We have that $A,P,C,R$ are collinear, and also $AP = CR$. Let $DL = LS = BK = KQ = x$ . We have $AP = x\sqrt{2}$ . Since $PC$ = $(4 - 2\sqrt{2})$ , $AS = (4 - 2\sqrt{2} + 2x\sqrt{2})$ .
Now, $PF = FC$ . So by Pythagoras Theorem on $\Delta PFC$ , $PF = FC = \sqrt{12 - 8 \sqrt{2}}$.

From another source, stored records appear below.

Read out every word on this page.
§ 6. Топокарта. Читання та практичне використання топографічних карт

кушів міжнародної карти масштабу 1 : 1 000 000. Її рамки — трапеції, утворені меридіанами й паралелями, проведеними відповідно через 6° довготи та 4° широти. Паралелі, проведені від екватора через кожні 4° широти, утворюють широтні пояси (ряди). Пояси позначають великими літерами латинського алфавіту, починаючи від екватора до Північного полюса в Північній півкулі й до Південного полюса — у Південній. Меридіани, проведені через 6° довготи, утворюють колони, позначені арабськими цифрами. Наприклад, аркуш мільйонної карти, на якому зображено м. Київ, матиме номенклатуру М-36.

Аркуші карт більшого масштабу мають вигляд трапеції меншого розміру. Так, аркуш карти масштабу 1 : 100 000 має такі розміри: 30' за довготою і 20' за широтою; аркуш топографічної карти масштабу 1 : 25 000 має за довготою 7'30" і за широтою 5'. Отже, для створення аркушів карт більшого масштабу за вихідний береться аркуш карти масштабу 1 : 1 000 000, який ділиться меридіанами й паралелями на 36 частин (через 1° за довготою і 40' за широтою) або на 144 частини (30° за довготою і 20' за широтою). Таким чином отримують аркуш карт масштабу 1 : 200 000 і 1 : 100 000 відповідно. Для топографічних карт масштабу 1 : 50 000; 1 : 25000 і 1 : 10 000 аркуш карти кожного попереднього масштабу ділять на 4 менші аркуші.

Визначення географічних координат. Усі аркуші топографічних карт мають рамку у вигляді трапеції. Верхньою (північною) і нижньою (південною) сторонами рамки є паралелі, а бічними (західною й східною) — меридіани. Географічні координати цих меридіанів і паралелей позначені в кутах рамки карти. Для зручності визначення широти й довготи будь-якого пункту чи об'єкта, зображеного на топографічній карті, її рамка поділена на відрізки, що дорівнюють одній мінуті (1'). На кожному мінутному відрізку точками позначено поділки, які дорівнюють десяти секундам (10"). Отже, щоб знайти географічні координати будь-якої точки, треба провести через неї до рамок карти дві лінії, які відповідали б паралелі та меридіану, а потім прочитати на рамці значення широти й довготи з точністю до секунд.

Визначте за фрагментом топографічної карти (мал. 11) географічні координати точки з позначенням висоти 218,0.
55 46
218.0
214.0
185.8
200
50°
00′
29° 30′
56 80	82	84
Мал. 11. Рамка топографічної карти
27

$AL = LS = \sqrt{12 - 8 \sqrt{2}} + 2x$ and $AS = (4 - 2\sqrt{2} + 2x\sqrt{2})$ . So now by Pythagoras Theorem :-
$$2\bigg(\sqrt{12 - 8 \sqrt{2}} + 2x\bigg)^2 = (4 - 2\sqrt{2} + 2x\sqrt{2})$$ $$\rightarrow 2\bigg(12 - 8\sqrt{2} + 4\sqrt{12 - 8\sqrt{2}}x + 4x^2\bigg) = 8x^2 + 16\sqrt{2}x - 16x - 16\sqrt{2} + 24$$ $$\rightarrow 24 - 16\sqrt{2} + 8\sqrt{12 - 8\sqrt{2}}x + 8x^2 = 8x^2 + 16\sqrt{2}x - 16x - 16\sqrt{2} + 24$$ $$\rightarrow \sqrt{12 - 8\sqrt{2}}x = 2\sqrt{2}x - 16x$$ $$\rightarrow \sqrt{12 - 8\sqrt{2}} = 2\sqrt{2} - 16$$ But this is obviously false.
So I literally ended up in a completely false equation, might be making a mistake in this complicated calculations, and I cannot find it. So can anyone tell me where I made the mistake, or I am solving this in the correct way or not?
Using the fact that the side of the outer square and diagonal of the inner square are equal to the diameter of the circle,
$AD = \frac{AL + PE}{2} = \frac{2r + r\sqrt2}{2} = \frac{(2 + \sqrt2)(2 - \sqrt2)}{2} = 1$